Im Februar 2024 hatte es das Fraunhofer-Institut sehr eilig eine nach Forstgesetz ausgewiesene Waldfläche am Riedenkamp in Kralenriede noch vor Beginn der Brut- und Setzzeit (01. März) fällen zu lassen. Danach zog sich das Entfernen der gefällten Bäume und Büsche aus der Fläche über Monate hin, obwohl nicht auszuschließen war, dass sich in dem z.T. angehäuften Fällgut  wieder Vögel, Kleinsäuger und andere Tiere niedergelassen hatten. Im Laufe der Vegetationsperiode wurde die Fläche offenbar erneut bearbeitet, um zu verhindern, dass aufkommende Baum- und Strauchvegetation bestimmte Höhen überschreitet, woraus ggf. Schutzansprüche für die dort siedelnde Tierwelt entstehen. Dieser Vorgang soll im Laufe dieses Winters wiederholt werden. 

DARÜBER HINAUS PASSIERTE SEITDEM AUF DIESER FLÄCHE, die angeblich so dringend für Parkplätze und den Bau einer neuen Technikhalle gebraucht wird, so dass die Beseitigung der Bäume und Sträucher als dringlich und nicht aufschiebbar angegeben wurde, NICHTS.

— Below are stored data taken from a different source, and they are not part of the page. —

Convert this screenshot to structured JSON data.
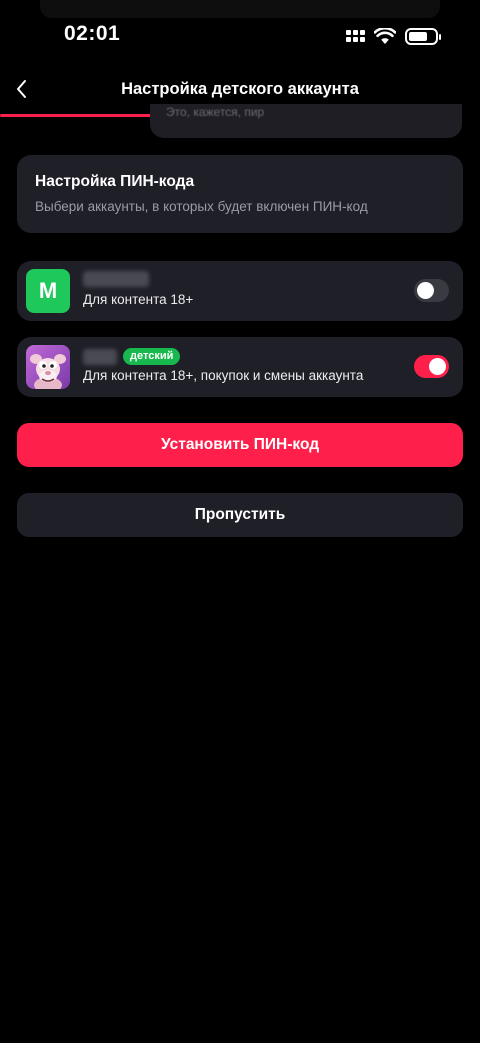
{
  "status_bar": {
    "time": "02:01",
    "icons": [
      "signal-icon",
      "wifi-icon",
      "battery-icon"
    ]
  },
  "header": {
    "title": "Настройка детского аккаунта",
    "back_icon": "chevron-left-icon"
  },
  "peek_card": {
    "text": "Это, кажется, пир"
  },
  "pin_card": {
    "title": "Настройка ПИН-кода",
    "subtitle": "Выбери аккаунты, в которых будет включен ПИН-код"
  },
  "accounts": [
    {
      "avatar_letter": "M",
      "avatar_color": "#1ec85a",
      "description": "Для контента 18+",
      "pin_enabled": false
    },
    {
      "badge": "детский",
      "badge_color": "#17b84e",
      "description": "Для контента 18+, покупок и смены аккаунта",
      "pin_enabled": true
    }
  ],
  "buttons": {
    "primary": "Установить ПИН-код",
    "secondary": "Пропустить"
  },
  "colors": {
    "accent": "#ff1f4b",
    "card": "#1f1f27",
    "background": "#000000"
  }
}
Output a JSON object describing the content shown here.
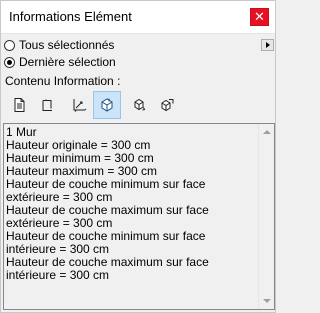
{
  "window": {
    "title": "Informations Elément",
    "close_label": "✕"
  },
  "selection": {
    "options": [
      {
        "label": "Tous sélectionnés",
        "checked": false
      },
      {
        "label": "Dernière sélection",
        "checked": true
      }
    ]
  },
  "content": {
    "label": "Contenu Information :",
    "tools": [
      {
        "icon": "document-icon",
        "active": false
      },
      {
        "icon": "height-icon",
        "active": false
      },
      {
        "icon": "measure-icon",
        "active": false
      },
      {
        "icon": "layer-3d-icon",
        "active": true
      },
      {
        "icon": "rotate-cube-icon",
        "active": false
      },
      {
        "icon": "cube-arrow-icon",
        "active": false
      }
    ]
  },
  "info": {
    "text": "1 Mur\nHauteur originale = 300 cm\nHauteur minimum = 300 cm\nHauteur maximum = 300 cm\nHauteur de couche minimum sur face extérieure = 300 cm\nHauteur de couche maximum sur face extérieure = 300 cm\nHauteur de couche minimum sur face intérieure = 300 cm\nHauteur de couche maximum sur face intérieure = 300 cm"
  },
  "colors": {
    "close_button": "#e81123",
    "active_tool": "#cce4f7"
  }
}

 Im Gegenteil:  Ungeachtet des angeblich dringenden Bedarfs an Parkplätzen wurde der auf dem Seitenstreifen des Riedenkamps noch bestehende Parkraum für etwa 40 Fahrzeuge (vor der Fällung intensiv genutzt) durch Baustellenbaken und Trassierband abgesperrt, so dass diese Parkplätze seit ca. Anfang 2024 nicht mehr nutzbar sind. Anwohner berichten, dass die technische Leitung des Fraunhofer-Institutes regelmäßig die Trassierbandabsperrung erneuert und penibel darauf geachtet wird, dass niemand diese "alten Parkplätze" als Parkraum o.ä. nutzt.Hinweisen zufolge sollen der Fraunhofer-Gesellschaft die finanziellen Mittel für die Umsetzung des auf dieser Fläche geplanten Projektes (mehrere Millionen Euro) ausgegangen sein. Der Kapitalmangel soll auch den an der Herrmann-Blenk-Straße 2023 begonnenen Neubau des Fraunhofer Zentrums für Energiespeicher und -Systeme (ZESS) betreffen (20 Millionen Euro Anschubfinanzierung; 46 Millionen Euro Erstausstattung), dessen Fertigstellung sicherlich im Vergleich zum Parkplatz und Technikum am Riedenkamp prioritär behandelt wird. Inzwischen hat auch die Leitung des Fraunhofer-Instituts am Riedenkamp gewechselt. Das Institut wird derzeit interimsmäßig geleitet. All dies könnte dazu führen, dass Bau von Parkplatz und Technikum auf den Sankt Nimmerleinstag verschoben werden.   

 

Das Verhalten des Fraunhofer-Instituts empfinden wir als Skandal:

Erst wird eine für den Klimaschutz wertvolle Waldfläche unmittelbar vor Beginn der Vegetationsperiode gefällt, weil man angeblich dringend 90 Parkplätze braucht (auch um Parkplatzsuchverkehr in der benachbarten Siedlung zu unterbinden), nun passiert auf der Fläche nichts und es werden sogar ca. 40 weitere vorhandene Parkplätze vom Fraunhofer-Institut bewusst durch Trassierband blockiert. Ebenso wird das Wiederaufwachsen von Bäumen auf der Fläche (die immer noch eine nach Forstgesetz ausgewiesene Waldfläche ist) aktiv unterbunden. Wir meinen, das Fraunhofer- Institut hat hier eine Verantwortung, der es durch dieses Verhalten nicht nachkommt. 

 

 Vor diesem Hintergrund bitten wir die Verwaltung das Fraunhofer-Institut zu einer Stellungnahme durch eine für die Umsetzung der Bauplanungen kompetente Person aufzufordern, die Klarheit schafft über 

 

- eine Begründung, warum der Parkplatzbau bisher nicht begonnen wurde

-  eine Zusicherung, bis zu welchem Zeitpunkt der Bau des Parkplatzes und der

   Technikumhalle begonnen wird.

- eine Zusicherung, dass genügend finanzielle Mittel für die Umsetzung des Baus des

  Parkplatzes inkl. Technikum vorhanden sind (auch unter Berücksichtigung etwaiger

  Baukostensteigerungen)

- wie zu erklären ist, dass bei einem Bedarf von 90 zusätzlichen Parkplätzen ca. 40

  vorhandene Parkplätze aktiv für die Benutzung blockiert werden.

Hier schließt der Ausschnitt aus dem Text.